The processing tank had been used by Rayonier for its pulp mill operations, but the city of Port Angeles figured out a way to reuse it to store combined sewer overflows.
Recycling the tank is part of a two-phase, $40 million project to increase capacity at the wastewater treatment plant.
Imco General Construction modified the steel tank in the $16.3 million first phase. Crews resurfaced the interior and exterior, poured a concrete base and added a concrete flush column in the middle.
But the tank wasn't the only thing that got recycled.
The city was concerned about a mile-long section of 35,000 feet of new pipeline needed for the project that runs along the Olympic Discovery Trail near the shoreline. The worry was that open-cut construction could disturb native artifacts thought to be buried in the area. Excavation would have been within 10 feet of the shoreline.
The solution? Reuse an abandoned 48-inch-diameter industrial waterline that partially runs along the shoreline. Crews slip-lined about 17,000 feet of the pipe by simultaneously pulling a 30-inch-diameter and two 14-inch-diameter HDPE pipes through the old waterline.

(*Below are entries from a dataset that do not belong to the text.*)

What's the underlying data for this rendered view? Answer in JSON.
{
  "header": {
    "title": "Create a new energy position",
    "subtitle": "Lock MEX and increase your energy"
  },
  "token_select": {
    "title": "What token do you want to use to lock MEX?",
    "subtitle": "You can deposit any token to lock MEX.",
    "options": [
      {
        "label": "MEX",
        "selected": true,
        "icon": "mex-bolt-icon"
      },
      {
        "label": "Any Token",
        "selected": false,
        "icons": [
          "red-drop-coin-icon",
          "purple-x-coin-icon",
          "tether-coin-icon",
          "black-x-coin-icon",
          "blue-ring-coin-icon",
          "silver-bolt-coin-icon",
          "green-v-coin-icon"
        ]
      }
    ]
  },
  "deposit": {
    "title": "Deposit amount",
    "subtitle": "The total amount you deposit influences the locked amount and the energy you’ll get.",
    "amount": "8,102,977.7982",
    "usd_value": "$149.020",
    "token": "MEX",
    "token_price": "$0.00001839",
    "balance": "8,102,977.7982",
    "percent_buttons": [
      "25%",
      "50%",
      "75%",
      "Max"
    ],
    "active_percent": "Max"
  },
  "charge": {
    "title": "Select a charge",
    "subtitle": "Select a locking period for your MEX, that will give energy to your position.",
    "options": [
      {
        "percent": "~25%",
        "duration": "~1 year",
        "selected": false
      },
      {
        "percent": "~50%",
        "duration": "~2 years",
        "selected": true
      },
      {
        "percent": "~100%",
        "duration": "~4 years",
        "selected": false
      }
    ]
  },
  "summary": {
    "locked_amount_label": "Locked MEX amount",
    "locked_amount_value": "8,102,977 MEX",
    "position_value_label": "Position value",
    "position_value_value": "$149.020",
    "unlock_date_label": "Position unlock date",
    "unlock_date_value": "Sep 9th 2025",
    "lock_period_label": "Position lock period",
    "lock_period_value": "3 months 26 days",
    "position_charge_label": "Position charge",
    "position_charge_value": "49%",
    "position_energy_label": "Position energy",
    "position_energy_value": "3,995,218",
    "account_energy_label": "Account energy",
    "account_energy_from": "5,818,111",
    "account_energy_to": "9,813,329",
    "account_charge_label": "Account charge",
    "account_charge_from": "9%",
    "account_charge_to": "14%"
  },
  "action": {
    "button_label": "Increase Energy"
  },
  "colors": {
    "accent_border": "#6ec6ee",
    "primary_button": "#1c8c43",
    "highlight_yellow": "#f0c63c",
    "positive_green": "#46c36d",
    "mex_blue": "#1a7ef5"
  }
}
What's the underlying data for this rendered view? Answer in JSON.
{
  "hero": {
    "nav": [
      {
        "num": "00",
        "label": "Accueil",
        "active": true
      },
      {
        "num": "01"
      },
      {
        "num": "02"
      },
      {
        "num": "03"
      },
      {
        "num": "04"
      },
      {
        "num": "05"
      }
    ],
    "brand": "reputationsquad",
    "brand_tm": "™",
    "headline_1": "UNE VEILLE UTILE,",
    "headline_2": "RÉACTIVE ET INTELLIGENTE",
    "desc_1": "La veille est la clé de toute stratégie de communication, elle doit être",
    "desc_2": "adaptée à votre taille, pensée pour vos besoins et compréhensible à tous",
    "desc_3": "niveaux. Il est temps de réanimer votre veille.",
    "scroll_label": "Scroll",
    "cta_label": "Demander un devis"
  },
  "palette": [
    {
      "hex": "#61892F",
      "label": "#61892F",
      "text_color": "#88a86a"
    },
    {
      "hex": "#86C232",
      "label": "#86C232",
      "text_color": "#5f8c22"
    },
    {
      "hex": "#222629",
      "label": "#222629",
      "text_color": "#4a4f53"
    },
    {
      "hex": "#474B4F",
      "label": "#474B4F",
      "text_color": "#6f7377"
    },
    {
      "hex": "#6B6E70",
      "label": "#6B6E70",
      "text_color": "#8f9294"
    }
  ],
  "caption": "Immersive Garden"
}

Imco was able to squeeze all three lines inside the old waterline with help from Advanced Boring Specialists.Imco has been self-performing 85 percent of the first phase and expects to be finished before April 2014. Other work involves modifications to the treatment plant and building a 105-foot-long bridge over Ennis Creek.
Brown and Caldwell is the engineer, and Vanir Construction Management is the construction manager.
A city spokesman said design of the second phase is expected to be finished next summer. Construction will depend on arranging low-interest financing. He said construction could start in 2014 or 2015.
The second phase will replace a pump station, finish force mains that were partially built in phase one, build a new influent sewer to the replacement pump station, and install 2,500 feet of gravity sewer lines.
The reworked wastewater treatment plant will be able to handle a 50 million-gallon-per-day event, which is about two and half times its current capacity. CSOs would be diverted from the Strait of Juan de Fuca and Peabody Creek.
The city is reducing its CSOs to comply with a mandate from the state Department of Ecology.